Malgré un changement de la situation factuelle sur le terrain, l’entrée de journalistes (tant étrangers que non étrangers) dans la bande de Gaza sans escorte (…) ne doit pas être autorisée », estime le procureur, représentant le gouvernement, dans le document adressé à la cour et obtenu lundi par l’AFP.
« Cela est lié à des raisons de sécurité, sur la base de la position des autorités militaires, qui estiment qu’il existe encore un risque sécuritaire », ajoute-t-il, soulignant « la persistance de menaces et d’incidents ».

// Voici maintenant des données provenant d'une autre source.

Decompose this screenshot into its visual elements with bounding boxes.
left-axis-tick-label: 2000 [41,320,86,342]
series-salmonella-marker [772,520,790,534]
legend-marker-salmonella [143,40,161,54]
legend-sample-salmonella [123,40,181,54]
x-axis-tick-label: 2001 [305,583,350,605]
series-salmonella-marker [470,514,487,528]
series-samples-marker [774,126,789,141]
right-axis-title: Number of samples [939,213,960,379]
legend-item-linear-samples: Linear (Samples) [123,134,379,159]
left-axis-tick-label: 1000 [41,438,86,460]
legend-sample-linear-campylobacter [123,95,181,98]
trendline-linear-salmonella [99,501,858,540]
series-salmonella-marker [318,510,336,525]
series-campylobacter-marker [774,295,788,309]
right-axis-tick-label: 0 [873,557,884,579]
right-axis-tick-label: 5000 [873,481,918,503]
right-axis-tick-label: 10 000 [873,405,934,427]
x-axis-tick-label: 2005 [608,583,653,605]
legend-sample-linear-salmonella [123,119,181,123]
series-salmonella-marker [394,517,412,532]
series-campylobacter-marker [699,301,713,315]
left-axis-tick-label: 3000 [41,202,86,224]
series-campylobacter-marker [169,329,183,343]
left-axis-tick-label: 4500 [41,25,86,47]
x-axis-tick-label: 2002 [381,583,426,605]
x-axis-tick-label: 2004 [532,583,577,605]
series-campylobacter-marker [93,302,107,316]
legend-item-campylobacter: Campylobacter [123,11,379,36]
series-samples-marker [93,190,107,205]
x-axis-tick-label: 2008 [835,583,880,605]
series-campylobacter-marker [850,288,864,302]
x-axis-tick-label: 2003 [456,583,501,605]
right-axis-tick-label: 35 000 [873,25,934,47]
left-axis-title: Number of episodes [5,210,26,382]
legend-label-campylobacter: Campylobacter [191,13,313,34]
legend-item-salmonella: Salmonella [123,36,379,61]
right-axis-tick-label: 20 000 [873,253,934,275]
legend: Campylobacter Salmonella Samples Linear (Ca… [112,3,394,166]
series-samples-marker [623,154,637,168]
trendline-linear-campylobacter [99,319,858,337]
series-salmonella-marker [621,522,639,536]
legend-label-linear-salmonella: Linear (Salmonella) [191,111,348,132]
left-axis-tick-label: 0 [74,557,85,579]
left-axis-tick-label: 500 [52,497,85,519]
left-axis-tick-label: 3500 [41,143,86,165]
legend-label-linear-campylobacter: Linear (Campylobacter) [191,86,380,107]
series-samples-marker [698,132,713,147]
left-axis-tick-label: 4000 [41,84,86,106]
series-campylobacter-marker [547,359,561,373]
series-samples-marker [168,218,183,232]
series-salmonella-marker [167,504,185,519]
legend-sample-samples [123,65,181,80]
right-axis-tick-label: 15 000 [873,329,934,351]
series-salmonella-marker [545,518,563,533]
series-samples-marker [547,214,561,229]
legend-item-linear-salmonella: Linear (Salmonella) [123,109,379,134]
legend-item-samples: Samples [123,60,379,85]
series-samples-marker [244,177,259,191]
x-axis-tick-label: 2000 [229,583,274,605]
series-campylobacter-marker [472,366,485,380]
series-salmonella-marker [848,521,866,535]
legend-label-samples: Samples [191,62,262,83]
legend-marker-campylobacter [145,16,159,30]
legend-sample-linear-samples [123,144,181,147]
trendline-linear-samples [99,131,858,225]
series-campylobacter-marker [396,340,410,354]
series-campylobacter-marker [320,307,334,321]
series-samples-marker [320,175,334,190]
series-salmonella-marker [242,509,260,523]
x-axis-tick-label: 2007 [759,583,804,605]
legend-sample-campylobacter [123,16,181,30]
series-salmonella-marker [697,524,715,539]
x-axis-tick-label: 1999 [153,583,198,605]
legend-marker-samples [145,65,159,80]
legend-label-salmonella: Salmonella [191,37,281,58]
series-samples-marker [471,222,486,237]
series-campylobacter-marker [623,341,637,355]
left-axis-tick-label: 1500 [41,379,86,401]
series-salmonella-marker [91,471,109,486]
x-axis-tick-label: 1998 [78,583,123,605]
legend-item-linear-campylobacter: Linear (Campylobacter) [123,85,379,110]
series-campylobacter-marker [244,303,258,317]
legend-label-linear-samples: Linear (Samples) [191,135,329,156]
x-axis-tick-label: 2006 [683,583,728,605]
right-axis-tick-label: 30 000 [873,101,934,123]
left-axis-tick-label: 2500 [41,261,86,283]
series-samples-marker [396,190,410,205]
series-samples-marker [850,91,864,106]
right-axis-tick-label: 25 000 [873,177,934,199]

L’Association de la presse étrangère à Jérusalem (FPA), qui représente les médias internationaux en Israël et dans les Territoires palestiniens et compte des centaines de membres, avait demandé en 2024 à la justice israélienne de permettre un accès immédiat à Gaza.
Après plusieurs reports procéduraux, le gouvernement avait jusqu’à lundi pour répondre formellement à cette requête.
Depuis l’attaque du 7-Octobre en Israël menée par le Hamas et la guerre génocidaire menée par l’Etat hébreu à Gaza depuis, les autorités israéliennes ont empêché les journalistes étrangers d’entrer de manière indépendante dans le territoire dévasté.
Israël a seulement autorisé au cas par cas une poignée de reporters à accompagner ses troupes dans le territoire palestinien sous blocus israélien.
A plusieurs reprises depuis le début de la procédure, la FPA a dénoncé les « tactiques dilatoires » d’Israël « pour empêcher l’entrée des journalistes » dans le territoire. Selon elle, le gouvernement empêche les journalistes de « remplir leurs devoirs journalistiques » et entrave « le droit du public à l’information ».
En dépit de l’accord de cessez-le-feu en place depuis le 10 octobre, les tirs sont quotidiens dans la bande de Gaza.
Un total de 420 Palestiniens ont été tués depuis cette date, selon le ministère de la Santé du gouvernement du Hamas. L’armée israélienne a fait état de trois soldats tués.
Un journaliste de l’AFP siège au conseil d’administration de la FPA.